Drafting players also make up for so little cap space as well which saves the Chargers so much money.
2. Cap Space is coming into question.
Orlando Brown Jr is a top tier talent in his respected position. He will command top tier money with the left tackle label. To put into perspective what the top tier money looks like I want to bring Laremy Tunsil into the picture.
Coming in at a total of 19 million dollar cap hit, Laremy Tunsil is coming in at a hefty price. Of course there is no way to determine what Orlando Brown Jr is commanding in today’s market, but in all likelihood it’ll be big bucks. Now the total contract for Tunsil is 3 years 66 million dollars, a very tough contract to swallow. There’s even a point where Laremy Tunsil is a cap hit of 21 million dollars. Keep in mind also that Tunsil is a higher calibre talent who posted an 85.6 overall pass blocking grade.
The cap implications could be rather big and expensive for the Chargers. In 2022 we see a free agent class among the names of Derwin James (Likelyto pick up his option), Mike Williams, Uchenna Nwosu, Casey Hayward, etc. It would be very limiting for us not only to resign future players but to sign future free agents.
A hefty price for a premier left tackle who hasn’t proven to be exactly what you would call elite.
3. Young bucks.
Another solution we could try is just to get younger and build a chemistry between the players. Using players in the prime of their careers, while keeping them happy. Also having that many rookie lineman presents you with having a core of young and affordable assets.

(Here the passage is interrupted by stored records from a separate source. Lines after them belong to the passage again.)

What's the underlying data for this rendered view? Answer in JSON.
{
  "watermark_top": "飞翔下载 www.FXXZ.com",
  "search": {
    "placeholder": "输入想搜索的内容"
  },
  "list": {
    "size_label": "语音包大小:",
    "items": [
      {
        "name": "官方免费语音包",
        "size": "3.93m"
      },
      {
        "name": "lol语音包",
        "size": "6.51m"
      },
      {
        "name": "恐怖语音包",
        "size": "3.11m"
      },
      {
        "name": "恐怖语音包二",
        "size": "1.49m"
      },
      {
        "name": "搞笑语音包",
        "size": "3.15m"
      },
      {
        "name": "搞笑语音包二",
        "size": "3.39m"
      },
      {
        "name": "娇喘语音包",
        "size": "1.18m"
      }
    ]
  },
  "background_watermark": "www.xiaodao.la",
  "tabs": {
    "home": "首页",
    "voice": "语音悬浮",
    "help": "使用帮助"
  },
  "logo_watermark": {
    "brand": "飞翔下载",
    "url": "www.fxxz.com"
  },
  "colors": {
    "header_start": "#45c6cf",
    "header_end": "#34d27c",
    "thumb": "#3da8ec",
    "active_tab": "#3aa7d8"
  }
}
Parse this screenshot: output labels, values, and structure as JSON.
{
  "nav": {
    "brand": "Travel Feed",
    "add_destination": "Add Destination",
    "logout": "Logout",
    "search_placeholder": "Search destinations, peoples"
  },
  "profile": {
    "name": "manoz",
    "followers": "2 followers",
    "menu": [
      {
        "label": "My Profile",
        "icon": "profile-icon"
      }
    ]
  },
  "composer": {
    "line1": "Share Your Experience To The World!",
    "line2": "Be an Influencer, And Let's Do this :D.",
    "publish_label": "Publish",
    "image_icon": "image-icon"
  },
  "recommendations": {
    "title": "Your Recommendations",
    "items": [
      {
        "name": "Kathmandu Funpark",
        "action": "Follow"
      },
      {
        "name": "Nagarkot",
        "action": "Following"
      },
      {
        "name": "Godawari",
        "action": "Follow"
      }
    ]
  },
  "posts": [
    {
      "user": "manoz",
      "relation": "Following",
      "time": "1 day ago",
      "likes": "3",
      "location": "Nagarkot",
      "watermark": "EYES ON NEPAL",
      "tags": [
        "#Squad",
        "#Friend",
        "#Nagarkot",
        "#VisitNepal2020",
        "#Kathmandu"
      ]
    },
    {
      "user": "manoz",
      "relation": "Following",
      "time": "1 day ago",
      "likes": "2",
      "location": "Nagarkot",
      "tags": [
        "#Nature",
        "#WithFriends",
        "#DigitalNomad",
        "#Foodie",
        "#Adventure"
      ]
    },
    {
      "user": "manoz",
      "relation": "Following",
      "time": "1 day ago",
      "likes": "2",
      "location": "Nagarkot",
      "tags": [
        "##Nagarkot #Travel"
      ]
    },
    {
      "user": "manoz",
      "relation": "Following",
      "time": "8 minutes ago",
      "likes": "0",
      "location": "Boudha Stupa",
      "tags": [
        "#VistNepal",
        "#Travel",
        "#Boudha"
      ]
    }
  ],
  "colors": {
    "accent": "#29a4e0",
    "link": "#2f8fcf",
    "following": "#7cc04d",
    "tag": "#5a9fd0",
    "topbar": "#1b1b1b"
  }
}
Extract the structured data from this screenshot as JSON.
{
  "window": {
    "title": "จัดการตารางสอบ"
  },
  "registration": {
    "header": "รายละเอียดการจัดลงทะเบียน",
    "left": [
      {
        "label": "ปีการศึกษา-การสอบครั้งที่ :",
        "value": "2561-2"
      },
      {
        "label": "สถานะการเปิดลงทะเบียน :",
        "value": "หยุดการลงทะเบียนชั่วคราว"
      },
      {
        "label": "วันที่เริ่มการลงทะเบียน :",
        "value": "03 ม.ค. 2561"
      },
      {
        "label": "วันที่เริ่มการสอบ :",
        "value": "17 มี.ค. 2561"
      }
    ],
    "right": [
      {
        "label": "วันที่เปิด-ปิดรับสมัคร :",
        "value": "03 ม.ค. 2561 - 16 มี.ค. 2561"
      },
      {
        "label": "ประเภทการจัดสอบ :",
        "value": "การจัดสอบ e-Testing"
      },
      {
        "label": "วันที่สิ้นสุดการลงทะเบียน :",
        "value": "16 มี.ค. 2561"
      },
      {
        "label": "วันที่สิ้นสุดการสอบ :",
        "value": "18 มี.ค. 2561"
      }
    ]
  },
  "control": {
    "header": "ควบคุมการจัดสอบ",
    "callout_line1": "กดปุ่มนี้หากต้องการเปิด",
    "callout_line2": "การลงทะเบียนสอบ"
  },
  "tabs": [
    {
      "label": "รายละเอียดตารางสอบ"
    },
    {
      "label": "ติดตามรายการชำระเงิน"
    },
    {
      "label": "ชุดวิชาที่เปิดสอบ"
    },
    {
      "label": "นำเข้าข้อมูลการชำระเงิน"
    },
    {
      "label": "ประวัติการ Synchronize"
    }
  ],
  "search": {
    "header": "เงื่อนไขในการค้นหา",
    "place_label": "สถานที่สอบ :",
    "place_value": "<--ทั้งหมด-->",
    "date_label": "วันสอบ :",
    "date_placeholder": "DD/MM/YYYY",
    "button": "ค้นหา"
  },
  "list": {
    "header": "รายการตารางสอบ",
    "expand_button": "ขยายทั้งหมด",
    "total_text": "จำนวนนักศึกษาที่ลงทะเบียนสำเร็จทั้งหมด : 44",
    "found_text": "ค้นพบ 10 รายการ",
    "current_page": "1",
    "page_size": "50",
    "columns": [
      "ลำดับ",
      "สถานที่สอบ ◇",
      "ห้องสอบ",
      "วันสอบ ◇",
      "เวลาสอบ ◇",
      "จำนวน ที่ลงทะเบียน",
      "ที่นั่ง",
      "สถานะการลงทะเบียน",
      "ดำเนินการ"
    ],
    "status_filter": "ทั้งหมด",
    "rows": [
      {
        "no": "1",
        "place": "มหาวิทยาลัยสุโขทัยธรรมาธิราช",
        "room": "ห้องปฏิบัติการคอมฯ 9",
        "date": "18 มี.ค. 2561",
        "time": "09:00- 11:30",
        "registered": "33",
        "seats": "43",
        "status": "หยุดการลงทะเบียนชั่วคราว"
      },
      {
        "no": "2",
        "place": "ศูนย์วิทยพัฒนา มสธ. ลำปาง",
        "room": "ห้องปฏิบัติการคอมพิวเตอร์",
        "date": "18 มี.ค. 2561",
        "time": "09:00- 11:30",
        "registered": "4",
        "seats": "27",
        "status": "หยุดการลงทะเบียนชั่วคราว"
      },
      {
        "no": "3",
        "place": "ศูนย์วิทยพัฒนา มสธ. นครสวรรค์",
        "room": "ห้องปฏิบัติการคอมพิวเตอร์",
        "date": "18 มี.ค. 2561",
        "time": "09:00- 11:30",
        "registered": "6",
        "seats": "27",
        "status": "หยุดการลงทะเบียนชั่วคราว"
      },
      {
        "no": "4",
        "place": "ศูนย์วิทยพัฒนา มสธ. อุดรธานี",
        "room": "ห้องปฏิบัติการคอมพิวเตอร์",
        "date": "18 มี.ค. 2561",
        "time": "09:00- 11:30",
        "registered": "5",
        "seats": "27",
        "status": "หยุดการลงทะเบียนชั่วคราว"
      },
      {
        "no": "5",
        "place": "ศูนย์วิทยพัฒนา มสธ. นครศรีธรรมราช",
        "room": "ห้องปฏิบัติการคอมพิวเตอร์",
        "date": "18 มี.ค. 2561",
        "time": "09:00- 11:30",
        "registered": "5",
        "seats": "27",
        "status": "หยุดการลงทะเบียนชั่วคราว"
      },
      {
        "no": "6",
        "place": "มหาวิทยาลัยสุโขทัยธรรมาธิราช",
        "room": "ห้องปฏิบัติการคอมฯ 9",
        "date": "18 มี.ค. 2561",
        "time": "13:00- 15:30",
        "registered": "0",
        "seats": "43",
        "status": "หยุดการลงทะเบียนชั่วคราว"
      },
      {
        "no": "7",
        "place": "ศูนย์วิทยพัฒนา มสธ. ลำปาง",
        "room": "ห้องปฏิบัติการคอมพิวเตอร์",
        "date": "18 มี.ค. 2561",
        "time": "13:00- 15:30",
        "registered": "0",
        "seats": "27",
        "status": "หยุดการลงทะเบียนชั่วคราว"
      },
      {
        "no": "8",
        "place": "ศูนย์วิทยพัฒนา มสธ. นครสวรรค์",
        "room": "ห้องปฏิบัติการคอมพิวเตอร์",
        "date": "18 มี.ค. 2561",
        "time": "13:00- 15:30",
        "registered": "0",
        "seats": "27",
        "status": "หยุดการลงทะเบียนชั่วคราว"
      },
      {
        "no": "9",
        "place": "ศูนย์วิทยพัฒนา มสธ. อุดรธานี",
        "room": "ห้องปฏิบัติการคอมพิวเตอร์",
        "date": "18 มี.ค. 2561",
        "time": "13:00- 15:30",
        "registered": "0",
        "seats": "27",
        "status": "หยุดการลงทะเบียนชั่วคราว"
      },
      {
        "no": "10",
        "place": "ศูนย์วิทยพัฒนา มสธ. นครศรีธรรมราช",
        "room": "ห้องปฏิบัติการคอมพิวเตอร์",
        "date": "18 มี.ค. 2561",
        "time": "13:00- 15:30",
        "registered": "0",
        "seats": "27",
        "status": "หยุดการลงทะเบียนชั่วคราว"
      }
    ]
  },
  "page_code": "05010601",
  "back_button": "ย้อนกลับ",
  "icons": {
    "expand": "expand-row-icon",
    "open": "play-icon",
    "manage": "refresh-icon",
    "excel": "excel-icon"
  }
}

Avoiding injuries while staying young should be a factor when rebuilding the offensive line. Of course you want to get the best out of your players, however we have gone through too many injuries. For example Forrest Lamp who showed so much potential but couldn’t stay healthy which lead to a battle for playing time with coach Lynn.
Chemistry is also key, keeping everyone on the same snap is important. Drafting a group of guys that are all of the same age and same draft class creats a certain comrodery. It was noticeable closer to the end of the season there was frustration and a disconnect. It could be lost faith with the coaching staff or just everyone simply wanting the season to be over with. Keeping everyone on the same page is important.
Drawing a conclusion is rather tough, I think it could work having a trade with Orlando Brown Jr. However we would have to strategically place all of our chess pieces. The solutions are there and overall we can’t go wrong with the offensive line, again if we play our cards right.